Dina Huapi es un pueblo joven que nació hace apenas 35 años, y se fue estableciendo en las márgenes de la mítica Ruta Nacional N°40, a solo 15 kilómetros de la ciudad de San Carlos de Bariloche. Es conocida como “el portal de entrada a la estepa patagónica”, ya que allí comienza la Ruta N° 23 que es la que atraviesa esta zona de la provincia, para desembocar en el océano Atlántico, uniendo así la cordillera con el mar.
Aun cuando las luces del turismo están puestas en la ciudad de Bariloche, Dina Huapi cuenta con una posición estratégica geográficamente y además está desarrollando sus potencialidades para atraer a los turistas que quieran conocer más de la Patagonia argentina.
Costas infinitas
Desde que lo visité por primera vez, allá por el año 2015, el pueblo sigue conservando ese ritmo tranquilo que invita a relajarse y a caminar por su extensa playa de casi 7 kilómetros que bordea el lago Nahuel Huapi. Un dato importante: las playas siguen siendo públicas, es decir que son de acceso libre para todos y no tienen edificaciones que impidan su paso.

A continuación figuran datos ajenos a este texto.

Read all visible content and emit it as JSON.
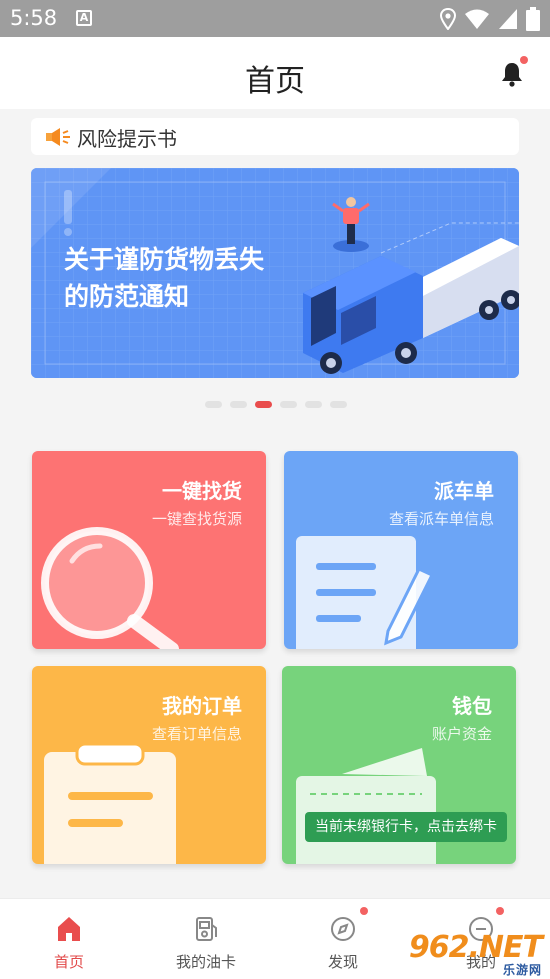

Otro de los sectores imperdibles es acercarse a la boca del río Limay que está ubicada en una de las entradas al pueblo y que es el límite natural entre las provincias de Neuquén y Río Negro. Sus aguas cristalinas y de un verde resplandeciente brindan una de las postales más bellas. Incluso hay un mirador para sentarse a contemplar el paisaje.
El Limay también permite realizar algunas actividades como la pesca deportiva, e incluso Dina Huapi fue declarado “Capital provincial de la pesca deportiva con mosca” por su ubicación geográfica y por la calidad ambiental.
En la zona se puede pescar especies de la familia de los salmónidos como las truchas, siendo las más comunes la arcoíris, la marrón y la Fontinalis.
Cerro Leones
Muy cerca de allí está el Cerro Leones, una formación que se distingue fácilmente desde cualquier punto de la localidad y que es un cuello volcánico con lava solidificada que en determinado momento taponó la chimenea del volcán. Este cerro tiene en su interior tres cavernas donde se han encontrado puntas de flechas y restos de cerámica de los antiguos habitantes de las zonas. Además, en una de ellas hay un manantial que da lugar a una pequeña laguna subterránea.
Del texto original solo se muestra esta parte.